These are the varied roles performed by Alma Abales, a woman farmer in Valencia City, province of Bukidnon.
As a single mother, Abales personally cultivates her four-hectare farm in Valencia. Of the four hectares, 2.2 hectares of which came from the government's Comprehensive Agrarian Reform Program (Carp).
She is also the vice-chairperson of a farmers' organization called Araneta Farmers Agrarian Reform Beneficiaries Association Multi-Purpose Cooperative (Afarbamco).
Abales is one of the many women farmers in Mindanao whose contribution in agriculture remains invisible.
"Rural women in Mindanao, like anywhere else in the Philippines, work side by side with men in farms for decades. For decades also, they have helped feed the family and community. But they remain as invisible farmers," Chona Lasaca, executive director of Luntiaw Mindanaw, Inc., a non-government organization working with agricultural women workers, tribal women, and women farmers, said.
"Rendered invisible, women farmers have very limited access to credit, agricultural services, training and technology," the executive director of Luntiaw Mindanaw added.
Abales also added that she grew up tilling the land of her parents, even applied chemical spray and plowed the land, especially during weekends when there were no classes.
In late 1990s, after she graduated from college, she said she worked full-time in her farm. A year after that, she decided to practice organic farming after she became sick of asthma.
Before, she said, trainings for agricultural productivity were only given to men; thus, women lagged behind men in terms of agricultural productivity.
In their organization Afarbamco, she said that women now share leadership with men -- as three out of seven members of the board of Afarbamco are women.
Armida Pajaron, another woman farmer in Valencia, also narrate in her dialect, "Being a mother, a wife, a farmer, a leader in a farmers' organization are not easy roles for me as a woman."
Pajaron, one of the board members of Afarbamco, added that "the most important thing is to explain to your family your role to the family as well as to the society so that they can add support in your varied roles."
"Being a woman farmer is not difficult for me, as tilling the land is not done at all times and hard labor can be done slowly," Pajaron added.
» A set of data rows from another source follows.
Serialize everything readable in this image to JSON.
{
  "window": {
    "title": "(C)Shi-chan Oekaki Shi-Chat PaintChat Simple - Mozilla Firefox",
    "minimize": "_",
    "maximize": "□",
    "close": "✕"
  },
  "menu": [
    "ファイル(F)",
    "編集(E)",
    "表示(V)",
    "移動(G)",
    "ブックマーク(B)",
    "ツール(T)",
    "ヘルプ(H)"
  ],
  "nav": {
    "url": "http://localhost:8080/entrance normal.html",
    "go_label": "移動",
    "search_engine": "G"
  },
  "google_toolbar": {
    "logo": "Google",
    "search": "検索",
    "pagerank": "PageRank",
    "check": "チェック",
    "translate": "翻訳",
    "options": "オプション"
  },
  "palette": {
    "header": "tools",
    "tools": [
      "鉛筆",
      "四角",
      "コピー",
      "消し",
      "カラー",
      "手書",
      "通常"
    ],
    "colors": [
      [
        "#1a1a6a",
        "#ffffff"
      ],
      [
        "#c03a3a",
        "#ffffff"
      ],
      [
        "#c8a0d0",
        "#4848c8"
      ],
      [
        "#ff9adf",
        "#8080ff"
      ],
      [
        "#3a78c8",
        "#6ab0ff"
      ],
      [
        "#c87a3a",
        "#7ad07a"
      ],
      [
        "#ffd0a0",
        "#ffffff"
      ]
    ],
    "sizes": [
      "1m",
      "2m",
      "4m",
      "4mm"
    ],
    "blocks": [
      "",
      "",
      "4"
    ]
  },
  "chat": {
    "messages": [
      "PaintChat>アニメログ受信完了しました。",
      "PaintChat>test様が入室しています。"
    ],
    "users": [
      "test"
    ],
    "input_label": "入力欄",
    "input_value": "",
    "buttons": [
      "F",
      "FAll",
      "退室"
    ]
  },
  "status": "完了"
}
One of the women's group that Luntiaw Mindanaw is working with now, Lasaca said, is the Malahutayong Kahiusahan sa mga Kababayen-an sa Bukidnon (Makakabus), Inc., also based in Valencia.
Makakabus, Lasaca said, was organized by a group of women farmers who are wives of the members of Bukidnon Masipag Farmers Multi-Purpose Cooperative.
As women farmers themselves, they asked to be included in the structure of Bukidnon Masipag Farmers Multi-Purpose Cooperative but the response was "not right now," Lasaca said. After this request, the women farmers were no longer invited to the board meetings.
"Shut out of the male-dominated farmers' cooperative, the women organized themselves and have their group registered," the executive director of Luntiaw Mindanao said.
She added that Makakabus is now an economically self-reliant organization, as the women farmers are prudent in managing their resources while taking risks by engaging in economic activities such as catering, operating post-harvest equipments, shift from chemical rice farming to organic rice farming, and organic rice trading.
"The achievement of Makakabus is still a speck in a landscape of agriculture where women farmers are rendered invisible," Lasaca said.
She added, "In male-constituted farmer organizations which are most common, the officers must be persuaded to open their door to women and include specific needs of women farmers in their agenda."